İleride tahakkuk edebilecek vergi borcunun tahsilini güvence altına almak üzere defterdarın veya vergi
dairesi başkanının kararıyla uygulanan bu önlem için gerekli olan şartlar yasada belirtilmektedir. Buna
göre;
Teminat istenmesini gerektiren durumların bulunması,
12
Borçlunun belli bir ikametgâhının olmaması, Borçlunun kaçması, kaçma, mallarını kaçırma ya da hileli yollara sapma ihtimalinin bulunması, Borçlunun belli süre içinde mal bildiriminde bulunmaması ya da eksik bildirimde bulunması, Borçlunun kamu alacağının tahsiline engel olmaya veya tahsilini zorlaştırmaya yönelik eylemlerdebulunması nedeniyle tatbikata girişilmişse,
Borçlunun işletmesinin muvazaalı olduğu ve gerçekte başkasına ait olduğu hakkında deliller elde
edilmesi hâlinde vergi dairesi müdürünce defterdardan ihtiyatî tahakkuk uygulaması
istenebilmektedir.
İhtiyatî tahakkuk üzerine ihtiyatî haciz tatbik olunanlar, ihtiyati tahakkuk sebeplerine ve miktarına 15’inci
madde gereğince yedi gün içerisinde vergi mahkemesi nezdinde dava açılabilir.
Hükümsüz Sayılan İşlemler
Kamu borçlusunun gerçekleştirdiği bir kısım temlik işlemleriyle borç taahhütlerinin, adli yargıda açılacak
davalar ile hükümsüz saydırılması suretiyle kamu alacağının tahsilinin sağlanmasına yönelik
düzenlemelere hükümsüz sayılan işlemler adı verilmektedir.

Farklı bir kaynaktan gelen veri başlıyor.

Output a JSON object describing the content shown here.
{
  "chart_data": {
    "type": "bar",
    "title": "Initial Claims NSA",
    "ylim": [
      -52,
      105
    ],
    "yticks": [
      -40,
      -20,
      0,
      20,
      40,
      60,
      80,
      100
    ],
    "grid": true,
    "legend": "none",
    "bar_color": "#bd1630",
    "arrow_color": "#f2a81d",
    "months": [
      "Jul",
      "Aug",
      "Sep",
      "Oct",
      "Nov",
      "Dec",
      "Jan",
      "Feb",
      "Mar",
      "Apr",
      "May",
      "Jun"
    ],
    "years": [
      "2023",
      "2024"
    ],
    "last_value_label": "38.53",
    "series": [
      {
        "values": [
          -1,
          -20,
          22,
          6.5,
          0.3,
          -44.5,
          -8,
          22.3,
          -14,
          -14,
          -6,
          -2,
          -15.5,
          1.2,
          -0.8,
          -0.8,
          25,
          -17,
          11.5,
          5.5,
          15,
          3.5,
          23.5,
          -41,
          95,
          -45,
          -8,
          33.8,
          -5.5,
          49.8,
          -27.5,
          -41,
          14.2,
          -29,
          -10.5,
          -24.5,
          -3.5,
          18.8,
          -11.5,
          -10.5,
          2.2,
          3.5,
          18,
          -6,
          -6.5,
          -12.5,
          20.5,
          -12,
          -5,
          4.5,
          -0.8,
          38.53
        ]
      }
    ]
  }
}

Buna göre; zaman aşımı süresi içinde
kalmak şartıyla
Kamu borçlusunun yaptığı bağışlar,
İvazsız tasarruflar,
Belli yakınlıktaki kimselere temlik edilip (mülkiyetine geçirilip) de bağışlama sayılan tasarruflar,
Kamu alacağının tahsilini imkânsız kılmak için yapılan işlemler.
Bu gruptaki güvence önlemleri esas itibariyle borçlunun “mal kaçırmak” üzere giriştiği işlemlerin
iptaline yöneliktir.
Karşılıksız bağışların iptali, kesinleşmiş vergi alacağı ödenmemesine rağmen ödeme tarihinden
itibaren iki yıl içindeki bağışlarla ödeme tarihinden sonraki bağışları kapsar.

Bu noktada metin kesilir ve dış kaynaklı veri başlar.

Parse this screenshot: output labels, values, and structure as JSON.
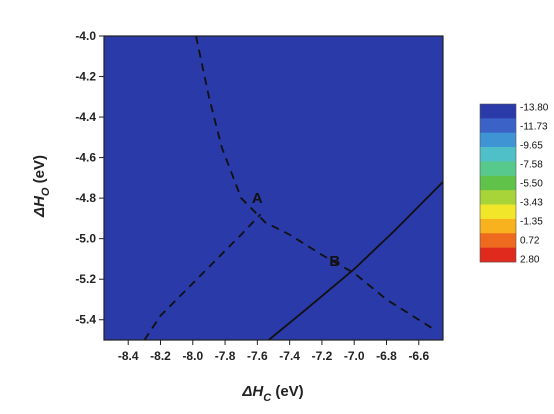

Vergi borçlusunun vergi borcunu ödememesine ve mal bildiriminde bulunmamasına rağmen,
vade tarihinden önceki iki yıl ve vade tarihinden sonraki bazı tasarrufları da iptal ettirilebilir. İptal davası tahsil dairesi tarafından vergi borçlusu ile ilişkide bulunan kişiler ile mirasçılarına ve
kötü niyetli üçüncü kişilere karşı açılabilir.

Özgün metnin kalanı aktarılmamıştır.